Data collected by finance information platform MNY found mortgage holders could be overpaying 2.8 times their original borrowed amount.
Significant discrepancies in comparable loan products show some variable rates currently differ up to 2.81 per cent between lenders, which rises to 2.95 per cent once admin costs are factored in.
That’s a jump of $1148 in monthly repayments for the average mortgage holder.
MNY analysed variable home loan products across 23 lenders, looking at base and comparison interest rates, monthly repayments, upfront, ongoing and exit fees, maximum loan-to-value ratio, and lender’s mortgage insurance.
The highest interest rate found by MNY was 8.94 per cent, meaning an Aussie homeowner with an average mortgage of $600,000 would repay $1,706,993 – a whopping $1,106,993 in interest alone.
Over half of all lenders charge upfront fees as high as $1195 to take out the loan, while nearly a third charge annual administration fees up to $491.
Research key to home loan savings
The findings come amid Australia’s ongoing housing crisis, with rising interest rates and housing affordability at the forefront of Australia’s current political agenda.
The federal government has set itself the ambitious task of building 1.2 million new homes by the end of the decade in a bid to ease housing pressures; however, building approvals still need to catch up.
Meanwhile, most financial experts are also forecasting the RBA to slash interest rates by either the end of 2024 or the start of next year, in a welcome relief to those homeowners struggling to pay back their mortgage.

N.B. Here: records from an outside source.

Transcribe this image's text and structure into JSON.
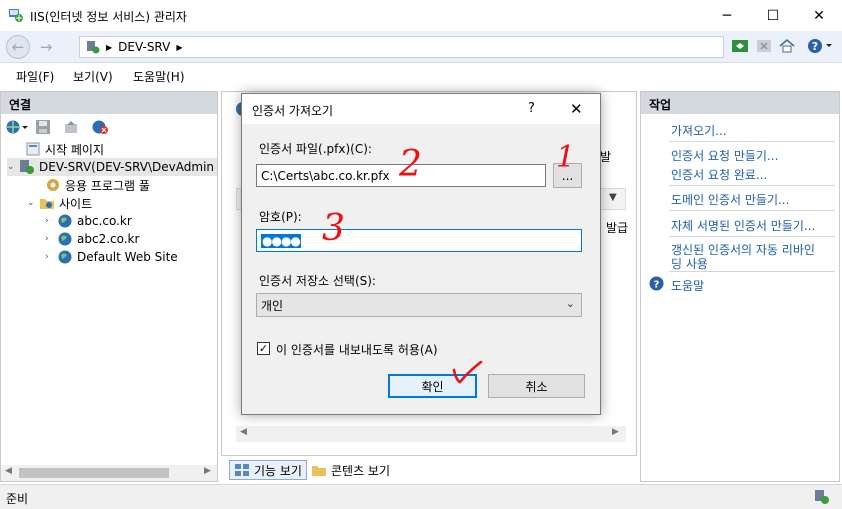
{
  "window": {
    "title": "IIS(인터넷 정보 서비스) 관리자",
    "minimize": "─",
    "maximize": "☐",
    "close": "✕"
  },
  "address": {
    "path": "DEV-SRV"
  },
  "menu": [
    "파일(F)",
    "보기(V)",
    "도움말(H)"
  ],
  "connections": {
    "header": "연결",
    "tree": {
      "start_page": "시작 페이지",
      "server": "DEV-SRV(DEV-SRV\\DevAdmin",
      "app_pools": "응용 프로그램 풀",
      "sites": "사이트",
      "site_list": [
        "abc.co.kr",
        "abc2.co.kr",
        "Default Web Site"
      ]
    }
  },
  "middle": {
    "partial_text_1": "발",
    "partial_text_2": "발급",
    "tabs": [
      "기능 보기",
      "콘텐츠 보기"
    ]
  },
  "actions": {
    "header": "작업",
    "items": [
      "가져오기...",
      "인증서 요청 만들기...",
      "인증서 요청 완료...",
      "도메인 인증서 만들기...",
      "자체 서명된 인증서 만들기...",
      "갱신된 인증서의 자동 리바인",
      "딩 사용",
      "도움말"
    ]
  },
  "status": {
    "text": "준비"
  },
  "dialog": {
    "title": "인증서 가져오기",
    "help": "?",
    "close": "✕",
    "file_label": "인증서 파일(.pfx)(C):",
    "file_value": "C:\\Certs\\abc.co.kr.pfx",
    "browse_label": "...",
    "password_label": "암호(P):",
    "password_masked": "●●●●",
    "store_label": "인증서 저장소 선택(S):",
    "store_value": "개인",
    "export_checkbox_label": "이 인증서를 내보내도록 허용(A)",
    "export_checked": true,
    "ok_label": "확인",
    "cancel_label": "취소"
  },
  "annotations": [
    "1",
    "2",
    "3"
  ],
  "colors": {
    "accent": "#0078d7",
    "link": "#1e5fa8",
    "panel_header": "#d4d9e0",
    "annotation": "#ee1111"
  }
}
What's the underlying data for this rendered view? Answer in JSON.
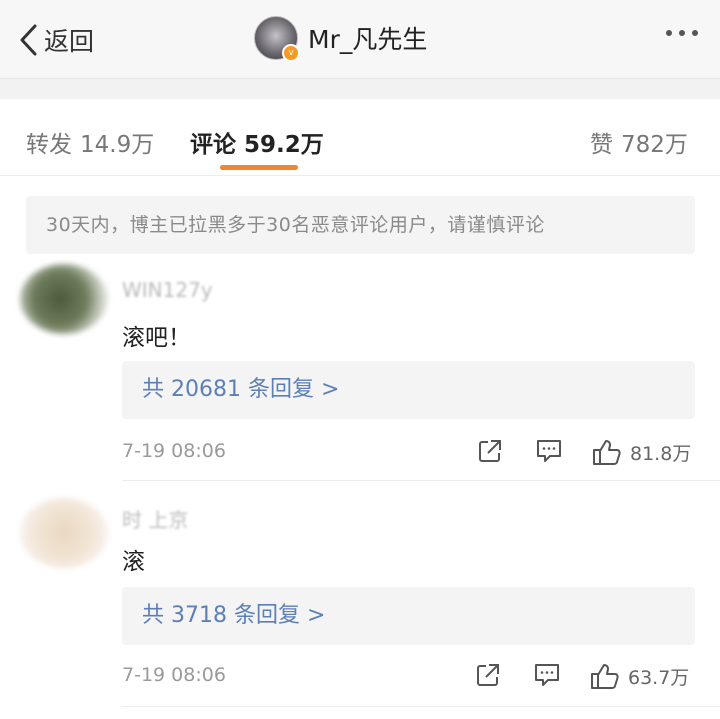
{
  "nav": {
    "back_label": "返回",
    "author_name": "Mr_凡先生",
    "verified_badge": "v"
  },
  "tabs": {
    "repost": {
      "label": "转发",
      "count": "14.9万"
    },
    "comment": {
      "label": "评论",
      "count": "59.2万"
    },
    "like": {
      "label": "赞",
      "count": "782万"
    }
  },
  "notice": "30天内，博主已拉黑多于30名恶意评论用户，请谨慎评论",
  "comments": [
    {
      "name": "WIN127y",
      "text": "滚吧！",
      "replies": "共 20681 条回复 >",
      "time": "7-19 08:06",
      "likes": "81.8万"
    },
    {
      "name": "时 上京",
      "text": "滚",
      "replies": "共 3718 条回复 >",
      "time": "7-19 08:06",
      "likes": "63.7万"
    }
  ],
  "colors": {
    "accent": "#f08532",
    "link": "#5b7fb6"
  }
}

However, with no guarantee rates will come down, MNY Business Analyst Sabina Khanusiak told Build-it that those looking to take out a loan or refinance are best focusing on what they can control – doing their own research.
“There have been 13 interest rate rises in the past two years, which puts an enormous strain on mortgage holders. There is no guarantee when that will stop,” she said.
“Buying a home is the biggest financial commitment most people will make and the interest rates and associated fees can make all the difference to how much mortgage holders will ultimately repay and whether those repayments are sustainable over the life of the loan.”
According to MNY’s research, even the loan products with the lowest interest rates and fees available will have households repaying double the amount they originally borrowed.
Savina says understanding the types of loans available and the fine print of those products can help home buyers minimise excess mortgage expenses.
“Navigating home loan products and understanding the disadvantages and benefits of each can be daunting, but it is worth the effort in the long term. It could mean the difference between repaying your loan three times over, or twice. That is a significant difference on a $600,000 loan.”